Justamente o Alceu, que vivia há um ano de luto pela morte de um filho e da nora, e que naquele dia perderia mais sete parentes. “Eu só rezava e pedia ajuda para não desmoronar, não precisar chorar na frente das pessoas. Mas tentamos e conseguimos fazer o que nós poderíamos ter feito para colocar todos esses seres, esses amigos, na sua última morada", diz Alceu. A funcionária pública Aline Hammes, que estava no ônibus e sobreviveu à tragédia, também sonhou com Moacir. Mas desta vez ele não falou nada. 

"No meu sonho, a gente tinha sofrido o acidente, só que ele estava ileso. Estávamos eu e o Fernando, meu marido, em um lugar que eu não conheço, não sei onde é, a gente estava parado. Lá adiante chegou o Moacir. Ileso. Intacto. Como se nada tivesse acontecido. Quando eu acordei eu comentei: ‘por que o meu sonho não pode ser realidade?’ Porque ele era uma pessoa fantástica", diz Aline. 

Moacir nasceu em Linha Salto e dedicou grande parte da vida ao trabalho social com a comunidade. Um dos últimos sonhos dele foi inaugurar a ampliação do clube recreativo. Ele insistiu nessa inauguração duas semanas antes do acidente. “Ele tinha uma vontade muito grande de fazer uma pré-inauguração. Ele insistiu em inaugurar só a pista de bolão”, lembra Adelmo Kraemer, presidente do Clube Recreativo de Linha Salto. Essa é realmente uma daquelas histórias com muitas coincidências, que na verdade começa cinco dias antes, com um pesadelo. 

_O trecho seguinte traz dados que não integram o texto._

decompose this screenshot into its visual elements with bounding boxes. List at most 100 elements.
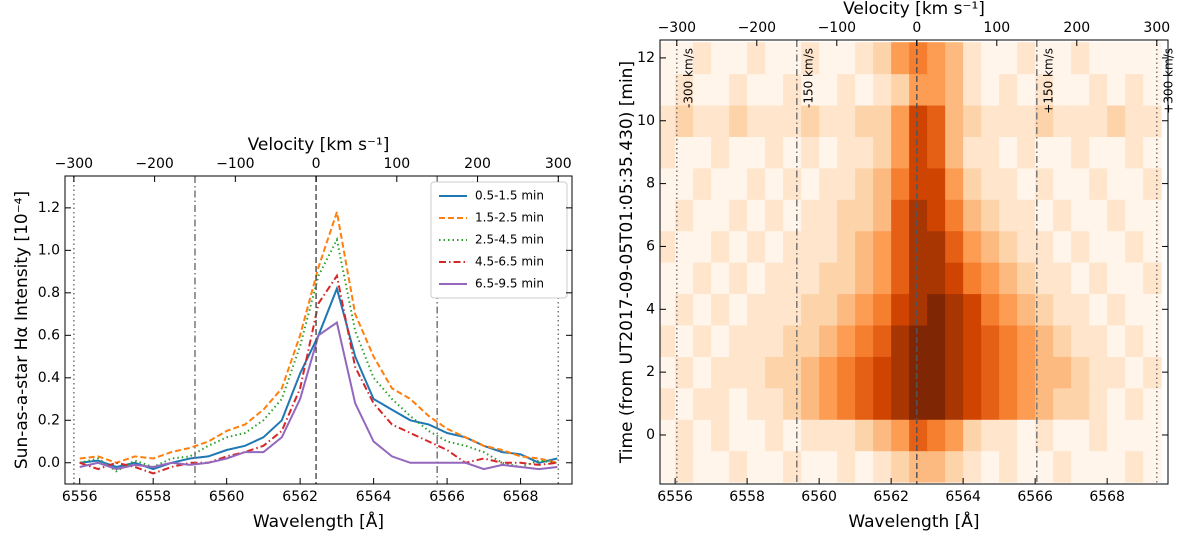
x-tick-label: 6564 [945,489,981,505]
x-tick-label: 6560 [801,489,837,505]
heat-cell [783,262,802,295]
heat-cell [1017,419,1036,452]
heat-cell [1053,136,1072,169]
x2-tick-label: 300 [1143,20,1170,36]
heat-cell [747,230,766,263]
heat-cell [1017,230,1036,263]
heat-cell [891,105,910,137]
heat-cell [873,387,892,420]
y-tick-label: 0 [646,427,655,443]
heat-cell [999,136,1018,169]
axes-frame [659,39,1169,485]
heat-cell [945,450,964,483]
heat-cell [660,387,676,420]
heat-cell [1053,356,1072,389]
heat-cell [999,230,1018,263]
heat-cell [1053,199,1072,232]
y-axis-label: Time (from UT2017-09-05T01:05:35.430) [m… [617,61,637,464]
x2-tick-label: 300 [545,156,572,172]
x2-tick-label: −100 [818,20,856,36]
heat-cell [783,42,802,75]
heat-cell [1089,230,1108,263]
heat-cell [765,42,784,75]
heat-cell [981,105,1000,137]
heat-cell [1035,262,1054,295]
x-tick-label: 6558 [729,489,765,505]
heat-cell [729,105,748,137]
heat-cell [729,293,748,326]
y-tick-label: 0.4 [38,370,60,386]
heat-cell [1107,73,1126,106]
heat-cell [945,230,964,263]
heat-cell [1071,356,1090,389]
heat-cell [1017,42,1036,75]
heat-cell [660,450,676,483]
series-line [79,320,558,471]
heat-cell [1071,450,1090,483]
heat-cell [855,356,874,389]
heat-cell [1143,419,1162,452]
heat-cell [801,450,820,483]
series-line [79,273,558,475]
heat-cell [1071,387,1090,420]
heat-cell [855,42,874,75]
heat-cell [981,136,1000,169]
heat-cell [999,199,1018,232]
heat-cell [1017,293,1036,326]
x2-tick-label: 200 [1063,20,1090,36]
heat-cell [873,167,892,200]
heat-cell [765,105,784,137]
heat-cell [1053,419,1072,452]
heat-cell [711,356,730,389]
heat-cell [927,73,946,106]
heat-cell [873,356,892,389]
heat-cell [981,42,1000,75]
heat-cell [675,199,694,232]
heat-cell [675,387,694,420]
heat-cell [1125,293,1144,326]
y-tick-label: 0.6 [38,327,60,343]
series-line [79,211,558,464]
heat-cell [747,167,766,200]
heat-cell [801,293,820,326]
heat-cell [1089,105,1108,137]
heat-cell [711,105,730,137]
heat-cell [855,136,874,169]
heat-cell [1035,167,1054,200]
heat-cell [675,293,694,326]
heat-cell [1035,293,1054,326]
heat-cell [1017,356,1036,389]
y-tick-label: 10 [637,113,655,129]
heat-cell [693,387,712,420]
heat-cell [675,450,694,483]
heat-cell [801,73,820,106]
heat-cell [693,293,712,326]
heat-cell [891,262,910,295]
heat-cell [999,356,1018,389]
legend-box [430,181,568,299]
heat-cell [1107,230,1126,263]
heat-cell [855,387,874,420]
heat-cell [693,73,712,106]
x2-tick-label: −200 [738,20,776,36]
heat-cell [1143,325,1162,357]
heat-cell [1107,419,1126,452]
heat-cell [909,42,928,75]
heat-cell [819,73,838,106]
heat-cell [711,230,730,263]
heat-cell [999,387,1018,420]
heat-cell [693,450,712,483]
heat-cell [693,419,712,452]
heat-cell [765,167,784,200]
heat-cell [801,356,820,389]
heat-cell [675,230,694,263]
legend-label: 6.5-9.5 min [475,277,544,291]
heat-cell [837,356,856,389]
reference-label: +150 km/s [1041,48,1055,114]
heat-cell [855,167,874,200]
heat-cell [729,136,748,169]
heat-cell [801,199,820,232]
y-tick-label: 8 [646,176,655,192]
heat-cell [1035,230,1054,263]
heat-cell [1143,105,1162,137]
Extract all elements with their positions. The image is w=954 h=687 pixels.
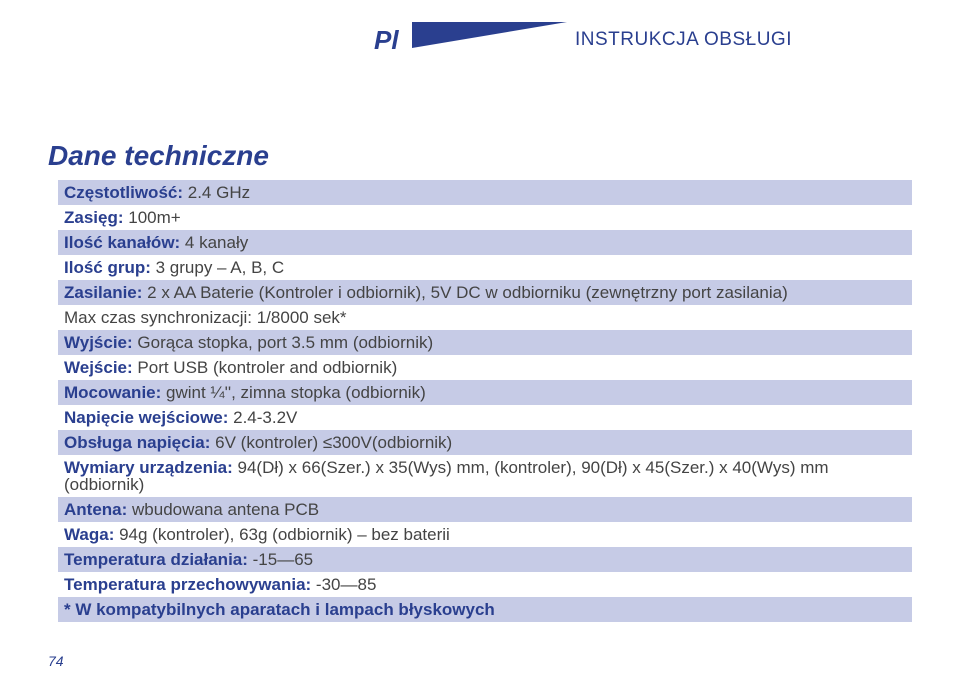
spec-label: Ilość grup: <box>64 258 151 277</box>
spec-row: Max czas synchronizacji: 1/8000 sek* <box>58 305 912 330</box>
language-badge: Pl <box>370 25 412 56</box>
spec-row: Wejście: Port USB (kontroler and odbiorn… <box>58 355 912 380</box>
spec-value: 2.4-3.2V <box>228 408 297 427</box>
spec-label: Napięcie wejściowe: <box>64 408 228 427</box>
spec-row: Wymiary urządzenia: 94(Dł) x 66(Szer.) x… <box>58 455 912 497</box>
spec-row: Temperatura działania: -15—65 <box>58 547 912 572</box>
spec-row: Temperatura przechowywania: -30—85 <box>58 572 912 597</box>
spec-row: Ilość grup: 3 grupy – A, B, C <box>58 255 912 280</box>
spec-value: 6V (kontroler) ≤300V(odbiornik) <box>210 433 452 452</box>
spec-value: Port USB (kontroler and odbiornik) <box>133 358 398 377</box>
spec-label: Waga: <box>64 525 114 544</box>
spec-value: 94g (kontroler), 63g (odbiornik) – bez b… <box>114 525 449 544</box>
spec-label: Zasilanie: <box>64 283 142 302</box>
spec-row: Ilość kanałów: 4 kanały <box>58 230 912 255</box>
section-title: Dane techniczne <box>48 140 269 172</box>
triangle-shape <box>412 22 567 48</box>
spec-value: Gorąca stopka, port 3.5 mm (odbiornik) <box>133 333 433 352</box>
manual-label: INSTRUKCJA OBSŁUGI <box>575 29 792 51</box>
spec-label: Temperatura działania: <box>64 550 248 569</box>
spec-value: -15—65 <box>248 550 313 569</box>
spec-row: Antena: wbudowana antena PCB <box>58 497 912 522</box>
page-header: Pl INSTRUKCJA OBSŁUGI <box>370 20 894 60</box>
spec-value: 2.4 GHz <box>183 183 250 202</box>
spec-row: Zasięg: 100m+ <box>58 205 912 230</box>
spec-label: Zasięg: <box>64 208 124 227</box>
page-number: 74 <box>48 653 64 669</box>
spec-label: Mocowanie: <box>64 383 161 402</box>
spec-label: Obsługa napięcia: <box>64 433 210 452</box>
spec-value: 3 grupy – A, B, C <box>151 258 284 277</box>
spec-row: Obsługa napięcia: 6V (kontroler) ≤300V(o… <box>58 430 912 455</box>
spec-label: Antena: <box>64 500 127 519</box>
spec-label: * W kompatybilnych aparatach i lampach b… <box>64 600 495 619</box>
spec-value: 4 kanały <box>180 233 248 252</box>
spec-row: Zasilanie: 2 x AA Baterie (Kontroler i o… <box>58 280 912 305</box>
spec-row: Waga: 94g (kontroler), 63g (odbiornik) –… <box>58 522 912 547</box>
spec-value: 100m+ <box>124 208 181 227</box>
spec-label: Częstotliwość: <box>64 183 183 202</box>
spec-value: 2 x AA Baterie (Kontroler i odbiornik), … <box>142 283 787 302</box>
spec-label: Temperatura przechowywania: <box>64 575 311 594</box>
spec-row: Wyjście: Gorąca stopka, port 3.5 mm (odb… <box>58 330 912 355</box>
spec-row: Napięcie wejściowe: 2.4-3.2V <box>58 405 912 430</box>
spec-label: Ilość kanałów: <box>64 233 180 252</box>
spec-table: Częstotliwość: 2.4 GHzZasięg: 100m+Ilość… <box>58 180 912 622</box>
spec-row: Częstotliwość: 2.4 GHz <box>58 180 912 205</box>
spec-label: Wejście: <box>64 358 133 377</box>
spec-value: Max czas synchronizacji: 1/8000 sek* <box>64 308 347 327</box>
spec-value: -30—85 <box>311 575 376 594</box>
spec-value: wbudowana antena PCB <box>127 500 319 519</box>
header-triangle-icon <box>412 20 567 60</box>
spec-value: gwint ¼'', zimna stopka (odbiornik) <box>161 383 425 402</box>
spec-row: Mocowanie: gwint ¼'', zimna stopka (odbi… <box>58 380 912 405</box>
spec-label: Wyjście: <box>64 333 133 352</box>
spec-row: * W kompatybilnych aparatach i lampach b… <box>58 597 912 622</box>
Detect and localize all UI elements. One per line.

"Eu vi esse sonho, esse pesadelo, o ônibus todo arrebentado, vários corpos estraçalhados, e uma carreta virada”, assegura o pedreiro Aristeo Jacobs. “Vi isso no sonho. Eu não tive coragem de falar para ninguém.” Teria o nosso cérebro capacidade de prever o futuro? Ainda não dá para saber se o que aconteceu com Aristeo foi apenas sonho ou uma forte premonição. Hoje, a saudade dos mortos em Linha Salto é aliviada com a esperança de que a vida continua em algum lugar.